いわゆる「画像生成AI」は写真家やデザイナーから仕事を奪うのか。ストックフォトサービスの行く末は──こうした議論が徐々に活発になる中、ストックフォトサービス「Shutterstock」は画像生成AIとの“共存”へと乗り出した。
Shutterstockは米国時間10月25日、同社サービス上に、AIによる画像生成を可能とする新機能を追加する方針を発表した。今年、「Midjourney」やオープンソースの「Stable Diffusion」などのサービスが公開されたことで、ネットユーザーを中心に話題となった画像生成AI。テキストを入力するだけで即座に画像を生成できるのがその特徴だ。
Shutterstockが提供する新機能は、米AI開発企業・OpenAIと昨年に締結したパートナーシップのもとで生まれた。Shutterstockを利用する全世界のユーザーは今後数カ月以内に、OpenAIが開発する画像生成AI「DALL・E 2」を用いたストックフォトの生成が可能となるという。
Shutterstock CEOのポール・ヘネシー氏は新機能の提供に関して「創造性を表現する媒体は、常に進化し、拡大しています。この進化(画像生成AI)を受け入れ、イノベーションの原動力となる生成テクノロジーが倫理的な実践に根ざしていることを確認することが、私たちの大きな責任であると認識しています」とコメントした。
この新機能はストックフォトを利用するユーザーからすれば、写真や画像の選択肢が大幅に広がったことになる。だが一方で、オリジナルのアーティストにとって、自身の作品が選ばれにくくなり、報酬が減るというリスクがあるのではないか。コンテンツがAIモデルの学習データとして利用されることを嫌がるアーティストもいるだろう。
こうした懸念があるからこそ、Shutterstockでは写真や画像の寄稿者も画像生成AIの恩恵を受けられるよう、報酬にまつわる新たな制度も導入する予定だ。同社は「AIモデルの開発に貢献したアーティストの作品には、追加報酬を提供する枠組みを用意します。また、寄稿者の知的財産が使用された場合には、ロイヤリティというかたちで補償することを目指しています」と説明している。

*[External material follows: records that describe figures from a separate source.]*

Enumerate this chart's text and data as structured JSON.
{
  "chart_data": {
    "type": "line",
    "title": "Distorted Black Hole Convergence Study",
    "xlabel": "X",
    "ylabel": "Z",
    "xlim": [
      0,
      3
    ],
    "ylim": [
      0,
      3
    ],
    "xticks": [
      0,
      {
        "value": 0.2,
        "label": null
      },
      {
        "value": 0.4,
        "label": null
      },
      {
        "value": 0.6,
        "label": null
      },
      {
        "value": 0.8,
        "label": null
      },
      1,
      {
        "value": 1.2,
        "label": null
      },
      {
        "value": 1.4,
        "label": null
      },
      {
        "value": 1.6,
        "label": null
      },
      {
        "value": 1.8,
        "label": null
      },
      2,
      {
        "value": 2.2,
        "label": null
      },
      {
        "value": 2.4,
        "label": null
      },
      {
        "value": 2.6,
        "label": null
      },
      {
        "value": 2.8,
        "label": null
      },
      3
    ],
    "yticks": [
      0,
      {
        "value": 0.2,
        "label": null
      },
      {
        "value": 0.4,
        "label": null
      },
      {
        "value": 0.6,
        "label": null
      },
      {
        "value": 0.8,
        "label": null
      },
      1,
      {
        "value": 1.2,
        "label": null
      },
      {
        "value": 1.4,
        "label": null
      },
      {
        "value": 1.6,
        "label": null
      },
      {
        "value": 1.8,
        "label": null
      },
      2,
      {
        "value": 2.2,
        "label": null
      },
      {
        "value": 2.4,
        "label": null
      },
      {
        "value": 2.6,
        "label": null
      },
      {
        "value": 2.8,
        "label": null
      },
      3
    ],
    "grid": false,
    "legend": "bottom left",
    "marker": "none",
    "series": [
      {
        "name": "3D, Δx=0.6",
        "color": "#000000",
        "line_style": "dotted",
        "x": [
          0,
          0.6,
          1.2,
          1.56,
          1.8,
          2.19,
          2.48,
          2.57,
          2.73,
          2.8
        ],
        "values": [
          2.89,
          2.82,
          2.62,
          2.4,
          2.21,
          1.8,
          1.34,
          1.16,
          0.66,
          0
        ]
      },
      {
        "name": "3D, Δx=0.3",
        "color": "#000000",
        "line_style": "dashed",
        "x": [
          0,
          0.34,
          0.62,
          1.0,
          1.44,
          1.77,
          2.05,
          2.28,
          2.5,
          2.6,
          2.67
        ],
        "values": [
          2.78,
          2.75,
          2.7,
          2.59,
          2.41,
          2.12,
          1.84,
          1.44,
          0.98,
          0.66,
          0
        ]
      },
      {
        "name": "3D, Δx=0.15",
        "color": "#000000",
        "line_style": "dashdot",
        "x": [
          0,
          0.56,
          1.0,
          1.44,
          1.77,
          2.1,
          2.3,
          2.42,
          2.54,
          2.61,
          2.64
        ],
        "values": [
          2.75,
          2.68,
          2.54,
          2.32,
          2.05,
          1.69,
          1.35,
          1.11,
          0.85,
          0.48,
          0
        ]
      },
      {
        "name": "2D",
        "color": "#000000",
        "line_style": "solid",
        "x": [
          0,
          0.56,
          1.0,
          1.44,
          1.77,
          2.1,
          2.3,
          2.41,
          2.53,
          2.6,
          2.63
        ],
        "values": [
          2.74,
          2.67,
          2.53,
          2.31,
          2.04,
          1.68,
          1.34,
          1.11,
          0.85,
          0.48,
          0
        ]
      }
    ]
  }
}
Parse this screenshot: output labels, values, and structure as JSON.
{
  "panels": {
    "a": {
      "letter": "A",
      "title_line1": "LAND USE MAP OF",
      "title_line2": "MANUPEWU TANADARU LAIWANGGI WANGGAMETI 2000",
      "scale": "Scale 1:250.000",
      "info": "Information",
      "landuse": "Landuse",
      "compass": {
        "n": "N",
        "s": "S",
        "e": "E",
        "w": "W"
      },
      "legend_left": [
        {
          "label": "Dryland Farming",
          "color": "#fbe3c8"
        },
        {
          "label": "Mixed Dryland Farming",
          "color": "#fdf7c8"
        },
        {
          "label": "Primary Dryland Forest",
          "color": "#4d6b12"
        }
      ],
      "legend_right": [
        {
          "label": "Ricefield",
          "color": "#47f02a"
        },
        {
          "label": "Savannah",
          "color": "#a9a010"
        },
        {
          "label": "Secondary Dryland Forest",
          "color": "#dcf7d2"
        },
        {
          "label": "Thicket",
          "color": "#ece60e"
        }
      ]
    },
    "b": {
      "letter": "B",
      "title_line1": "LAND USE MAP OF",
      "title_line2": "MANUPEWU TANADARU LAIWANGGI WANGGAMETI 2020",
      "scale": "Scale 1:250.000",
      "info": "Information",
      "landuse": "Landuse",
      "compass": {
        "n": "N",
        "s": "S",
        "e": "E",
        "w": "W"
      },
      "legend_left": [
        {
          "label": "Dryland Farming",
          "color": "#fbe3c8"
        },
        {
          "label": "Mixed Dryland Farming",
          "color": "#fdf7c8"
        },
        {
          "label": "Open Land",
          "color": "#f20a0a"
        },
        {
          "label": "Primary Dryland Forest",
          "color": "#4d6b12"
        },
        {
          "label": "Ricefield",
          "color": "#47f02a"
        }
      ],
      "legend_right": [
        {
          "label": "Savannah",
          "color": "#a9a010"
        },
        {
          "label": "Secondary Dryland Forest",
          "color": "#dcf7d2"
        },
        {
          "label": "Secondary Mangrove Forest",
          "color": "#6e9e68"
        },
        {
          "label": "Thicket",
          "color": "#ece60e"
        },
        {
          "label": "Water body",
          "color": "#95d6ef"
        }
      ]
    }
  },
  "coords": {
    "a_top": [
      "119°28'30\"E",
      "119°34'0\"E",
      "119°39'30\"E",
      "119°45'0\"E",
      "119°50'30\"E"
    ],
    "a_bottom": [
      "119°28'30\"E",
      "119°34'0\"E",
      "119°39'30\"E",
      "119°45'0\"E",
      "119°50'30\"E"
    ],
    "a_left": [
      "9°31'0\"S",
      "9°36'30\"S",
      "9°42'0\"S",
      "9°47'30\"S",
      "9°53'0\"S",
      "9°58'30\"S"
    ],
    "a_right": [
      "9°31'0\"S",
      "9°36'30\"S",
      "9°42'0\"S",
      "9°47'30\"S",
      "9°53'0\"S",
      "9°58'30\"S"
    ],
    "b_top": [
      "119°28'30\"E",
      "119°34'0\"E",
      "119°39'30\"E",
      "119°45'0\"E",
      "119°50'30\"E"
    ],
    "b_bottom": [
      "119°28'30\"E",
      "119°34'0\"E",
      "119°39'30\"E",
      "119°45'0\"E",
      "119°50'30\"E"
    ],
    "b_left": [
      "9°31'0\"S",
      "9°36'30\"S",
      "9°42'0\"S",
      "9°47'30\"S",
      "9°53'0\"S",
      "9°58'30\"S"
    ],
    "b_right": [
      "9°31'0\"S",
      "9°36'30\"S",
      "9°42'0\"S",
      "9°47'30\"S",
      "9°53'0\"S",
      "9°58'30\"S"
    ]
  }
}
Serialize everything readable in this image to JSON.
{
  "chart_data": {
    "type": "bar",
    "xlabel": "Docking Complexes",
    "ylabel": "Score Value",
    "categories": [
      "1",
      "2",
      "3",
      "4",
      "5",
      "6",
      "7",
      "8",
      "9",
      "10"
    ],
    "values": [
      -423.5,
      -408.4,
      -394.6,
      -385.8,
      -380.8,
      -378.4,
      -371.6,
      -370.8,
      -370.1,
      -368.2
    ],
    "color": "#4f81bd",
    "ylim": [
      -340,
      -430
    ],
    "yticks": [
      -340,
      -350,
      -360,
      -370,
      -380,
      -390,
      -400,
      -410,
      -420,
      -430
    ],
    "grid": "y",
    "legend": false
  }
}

7月にMidjourneyのオープンベータ版が登場し、いわゆる“AIお絵描きブーム”が巻き起こってからまだ数カ月というタイミングで、大手ストックフォトサービスも画像生成AIの導入に踏み込んだ。Shutterstockの新機能は、懸念される“知的財産の侵害”の解決に向けた、新しい一歩だと言えるだろう。